Los segundos, horas, y días fueron avanzando, y éste enfermo seguía complicándose. No podíamos comprender cómo una enfermedad podría presentarse con tanta desgracia en la vida de Juan, un muchacho solo, de muy corta edad. Si pudiéramos solucionar el hambre en miles de seres humanos, la tuberculosis y otras patologías graves, no existirían.

El joven se notaba cansado, y no era para menos: las dificultades que le deparó el destino en su pueblo y las peripecias que superó hasta llegar con vida al centro médico, habían hecho mella. Este paciente no tuvo la oportunidad de encontrar medicina preventiva en un pueblo donde lo ganado por trabajar se destinaba para comer y nada más. Juan se alimentaba muy mal esos últimos días antes de ser transportado a San José.

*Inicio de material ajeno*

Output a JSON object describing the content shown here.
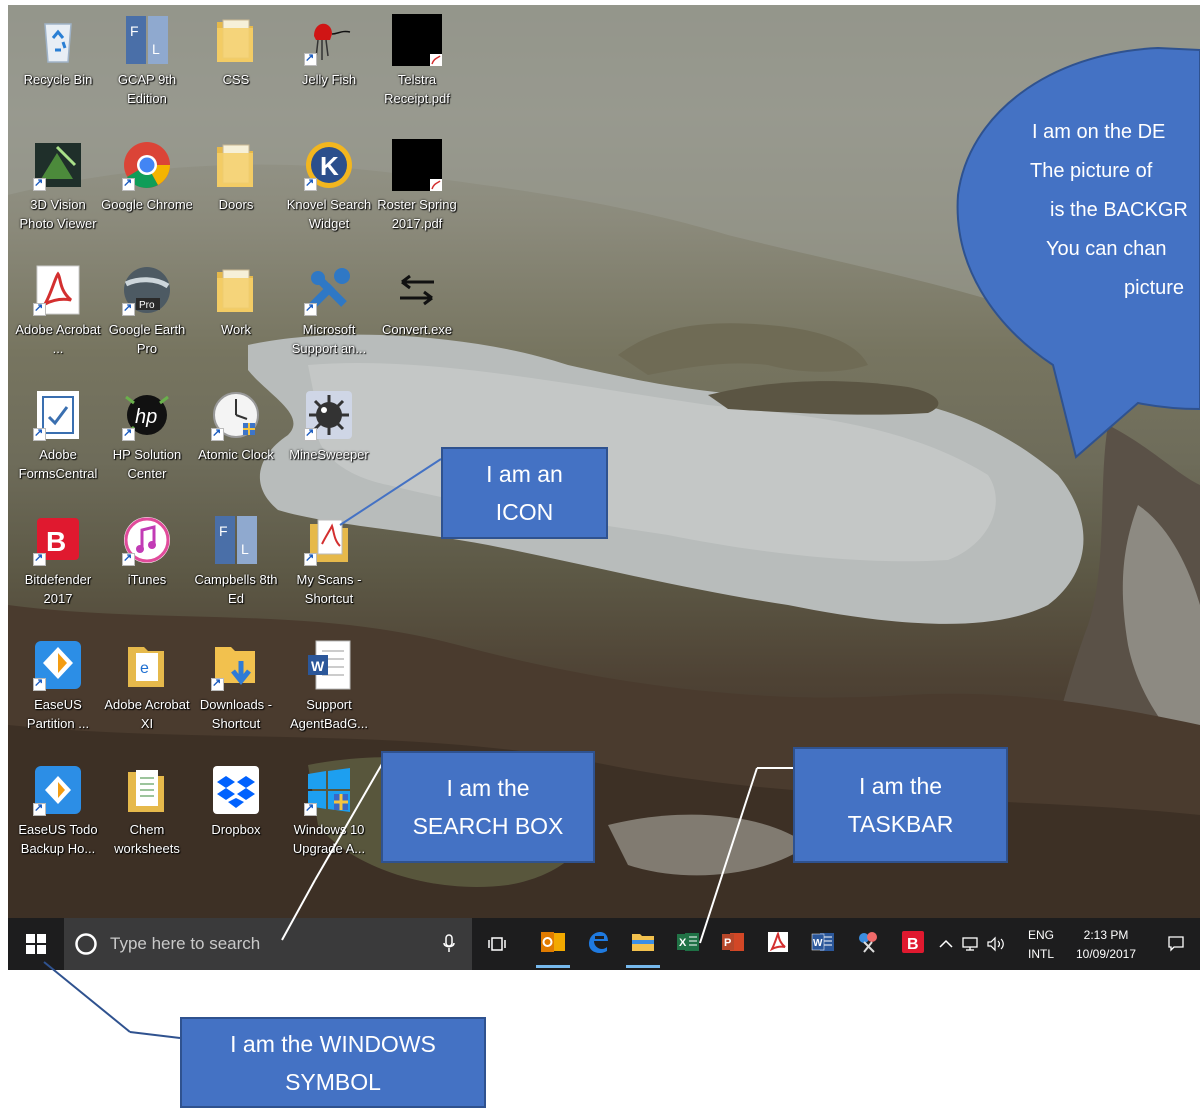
{
  "desktop": {
    "icons": [
      {
        "label": "Recycle Bin",
        "icon": "recycle-bin-icon",
        "shortcut": false
      },
      {
        "label": "GCAP 9th Edition",
        "icon": "gcap-book-icon",
        "shortcut": false
      },
      {
        "label": "CSS",
        "icon": "folder-icon",
        "shortcut": false
      },
      {
        "label": "Jelly Fish",
        "icon": "jellyfish-icon",
        "shortcut": true
      },
      {
        "label": "Telstra Receipt.pdf",
        "icon": "pdf-file-icon",
        "shortcut": false
      },
      {
        "label": "3D Vision Photo Viewer",
        "icon": "3d-vision-icon",
        "shortcut": true
      },
      {
        "label": "Google Chrome",
        "icon": "chrome-icon",
        "shortcut": true
      },
      {
        "label": "Doors",
        "icon": "folder-icon",
        "shortcut": false
      },
      {
        "label": "Knovel Search Widget",
        "icon": "knovel-icon",
        "shortcut": true
      },
      {
        "label": "Roster Spring 2017.pdf",
        "icon": "pdf-file-icon",
        "shortcut": false
      },
      {
        "label": "Adobe Acrobat ...",
        "icon": "adobe-acrobat-icon",
        "shortcut": true
      },
      {
        "label": "Google Earth Pro",
        "icon": "google-earth-icon",
        "shortcut": true
      },
      {
        "label": "Work",
        "icon": "folder-icon",
        "shortcut": false
      },
      {
        "label": "Microsoft Support an...",
        "icon": "microsoft-support-icon",
        "shortcut": true
      },
      {
        "label": "Convert.exe",
        "icon": "convert-arrows-icon",
        "shortcut": false
      },
      {
        "label": "Adobe FormsCentral",
        "icon": "forms-central-icon",
        "shortcut": true
      },
      {
        "label": "HP Solution Center",
        "icon": "hp-icon",
        "shortcut": true
      },
      {
        "label": "Atomic Clock",
        "icon": "clock-icon",
        "shortcut": true
      },
      {
        "label": "MineSweeper",
        "icon": "minesweeper-icon",
        "shortcut": true
      },
      {
        "label": "",
        "icon": "",
        "shortcut": false
      },
      {
        "label": "Bitdefender 2017",
        "icon": "bitdefender-icon",
        "shortcut": true
      },
      {
        "label": "iTunes",
        "icon": "itunes-icon",
        "shortcut": true
      },
      {
        "label": "Campbells 8th Ed",
        "icon": "campbells-book-icon",
        "shortcut": false
      },
      {
        "label": "My Scans - Shortcut",
        "icon": "scans-folder-icon",
        "shortcut": true
      },
      {
        "label": "",
        "icon": "",
        "shortcut": false
      },
      {
        "label": "EaseUS Partition ...",
        "icon": "easeus-partition-icon",
        "shortcut": true
      },
      {
        "label": "Adobe Acrobat XI",
        "icon": "adobe-xi-folder-icon",
        "shortcut": false
      },
      {
        "label": "Downloads - Shortcut",
        "icon": "downloads-folder-icon",
        "shortcut": true
      },
      {
        "label": "Support AgentBadG...",
        "icon": "word-document-icon",
        "shortcut": false
      },
      {
        "label": "",
        "icon": "",
        "shortcut": false
      },
      {
        "label": "EaseUS Todo Backup Ho...",
        "icon": "easeus-todo-icon",
        "shortcut": true
      },
      {
        "label": "Chem worksheets",
        "icon": "worksheets-folder-icon",
        "shortcut": false
      },
      {
        "label": "Dropbox",
        "icon": "dropbox-icon",
        "shortcut": false
      },
      {
        "label": "Windows 10 Upgrade A...",
        "icon": "windows-upgrade-icon",
        "shortcut": true
      }
    ]
  },
  "taskbar": {
    "search_placeholder": "Type here to search",
    "apps": [
      {
        "icon": "outlook-icon",
        "running": true
      },
      {
        "icon": "edge-icon",
        "running": false
      },
      {
        "icon": "file-explorer-icon",
        "running": true
      },
      {
        "icon": "excel-icon",
        "running": false
      },
      {
        "icon": "powerpoint-icon",
        "running": false
      },
      {
        "icon": "acrobat-icon",
        "running": false
      },
      {
        "icon": "word-icon",
        "running": false
      },
      {
        "icon": "snipping-tool-icon",
        "running": false
      },
      {
        "icon": "bitdefender-icon",
        "running": false
      }
    ],
    "tray": {
      "lang_line1": "ENG",
      "lang_line2": "INTL",
      "time": "2:13 PM",
      "date": "10/09/2017"
    }
  },
  "callouts": {
    "bubble": [
      "I am on the DE",
      "The picture of",
      "is the BACKGR",
      "You can chan",
      "picture"
    ],
    "icon": [
      "I am an",
      "ICON"
    ],
    "search": [
      "I am the",
      "SEARCH BOX"
    ],
    "taskbar": [
      "I am the",
      "TASKBAR"
    ],
    "windows": [
      "I am the WINDOWS",
      "SYMBOL"
    ]
  },
  "colors": {
    "callout_fill": "#4472c4",
    "callout_border": "#2f528f",
    "taskbar": "#1d1d1e",
    "search_box": "#3a3a3b",
    "running_indicator": "#76b9ed"
  }
}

Con la aplicación de oxígeno a Juan, que se encontraba en posición inclinada en la cama, pudimos mantener al paciente tranquilo por tiempo prolongado. Entonces, igual que en la antigüedad, confiábamos en una mejoría, que de presentarse, calificaríamos como milagrosa. El tiempo nos deparó los primeros resultados manifestados, tanto por rayos X como por el laboratorio. Nos dio confianza para continuar el tratamiento con drogas especiales, entre ellas la estreptomicina, un antibiótico excelente que administrábamos con mucha cautela debido a sus efectos secundarios en el octavo par, nervio craneal, produciendo una lesión en la audición, dejando a los enfermos sordos. Cuando teníamos una complicación de este tipo, sabíamos que no éramos culpables, pero nos afligía demasiado.